Misconception 3: “Big-O is a Statement About Time”

Big-O is used for making statements about functions. The functions can measure time or space or cache misses or rabbits on an island or anything or nothing. Big-O notation doesn’t care.

In fact, when used for algorithms, big-O is almost never about time. It is about primitive operations.

When someone says that the time complexity of MergeSort is $O(n \log n)$, they usually mean that the number of comparisons that MergeSort makes is $O(n \log n)$. That in itself doesn’t tell us what the time complexity of any particular MergeSort might be because that would depend how much time it takes to make a comparison. In other words, the $O(n \log n)$ refers to comparisons as the primitive operation.

The important point here is that when big-O is applied to algorithms, there is always an underlying model of computation. The claim that the time complexity of MergeSort is $O(n \log n)$, is implicitly referencing an model of computation where a comparison takes constant time and everything else is free.

Which is fine as far as it goes. It lets us compare MergeSort to other comparison based sorts, such as QuickSort or ShellSort or BubbleSort, and in many real situations, comparing two sort keys really does take constant time.

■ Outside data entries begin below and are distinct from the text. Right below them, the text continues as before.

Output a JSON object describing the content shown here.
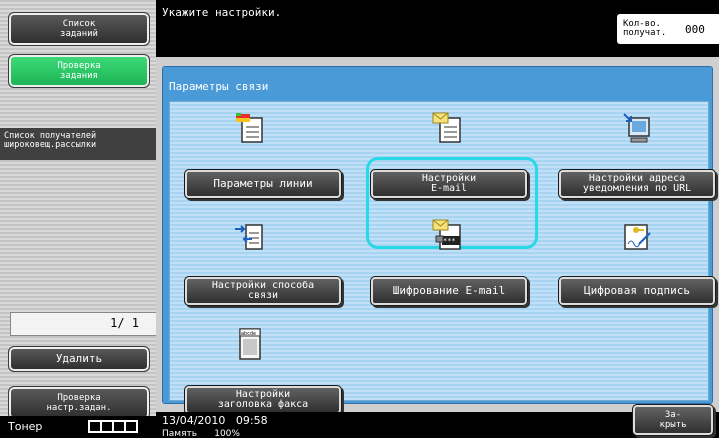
{
  "sidebar": {
    "job_list_label": "Список\nзаданий",
    "job_check_label": "Проверка\nзадания",
    "broadcast_list_label": "Список получателей\nшироковещ.рассылки",
    "page_indicator": "1/  1",
    "delete_label": "Удалить",
    "check_settings_label": "Проверка\nнастр.задан.",
    "toner_label": "Тонер"
  },
  "header": {
    "prompt": "Укажите настройки.",
    "copies_label": "Кол-во.\nполучат.",
    "copies_value": "000"
  },
  "panel": {
    "title": "Параметры связи",
    "options": [
      {
        "label": "Параметры линии",
        "icon": "line-parameters-icon"
      },
      {
        "label": "Настройки\nE-mail",
        "icon": "email-settings-icon",
        "selected": true
      },
      {
        "label": "Настройки адреса\nуведомления по URL",
        "icon": "url-notification-icon"
      },
      {
        "label": "Настройки способа\nсвязи",
        "icon": "connection-method-icon"
      },
      {
        "label": "Шифрование E-mail",
        "icon": "email-encryption-icon"
      },
      {
        "label": "Цифровая подпись",
        "icon": "digital-signature-icon"
      },
      {
        "label": "Настройки\nзаголовка факса",
        "icon": "fax-header-icon"
      }
    ]
  },
  "footer": {
    "date": "13/04/2010",
    "time": "09:58",
    "memory_label": "Память",
    "memory_value": "100%",
    "close_label": "За-\nкрыть"
  },
  "colors": {
    "panel_blue": "#4a9ad8",
    "selection_ring": "#27d8e6",
    "active_green": "#1bb354"
  }
}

However, it doesn’t allow us to compare MergeSort to RadixSort because RadixSort is not comparison based. It simply doesn’t ever make a comparison between two keys, so its time complexity in the comparison model is 0. The statement that RadixSort is $O(n)$ implicitly references a model in which the keys can be lexicographically picked apart in constant time. Which is also fine, because in many real situations, you actually can do that.

To compare RadixSort to MergeSort, we must first define a shared model of computation. If we are sorting strings that are $k$ bytes long, we might take “read a byte” as a primitive operation that takes constant time with everything else being free.

In this model, MergeSort makes $O(n \log n)$ string comparisons each of which makes $O(k)$ byte comparisons, so the time complexity is $O(k\cdot n \log n)$. One common implementation of RadixSort will make $k$ passes over the $n$ strings with each pass reading one byte, and so has time complexity $O(n k)$.

Misconception 4: Big-O Is About Worst Case

Big-O is often used to make statements about functions that measure the worst case behavior of an algorithm, but big-O notation doesn’t imply anything of the sort.

If someone is talking about the randomized QuickSort and says that it is $O(n \log n)$, they presumably mean that its expected running time is $O(n \log n)$. If they say that QuickSort is $O(n^2)$ they are probably talking about its worst case complexity. Both statements can be considered true depending on what type of running time the functions involved are measuring.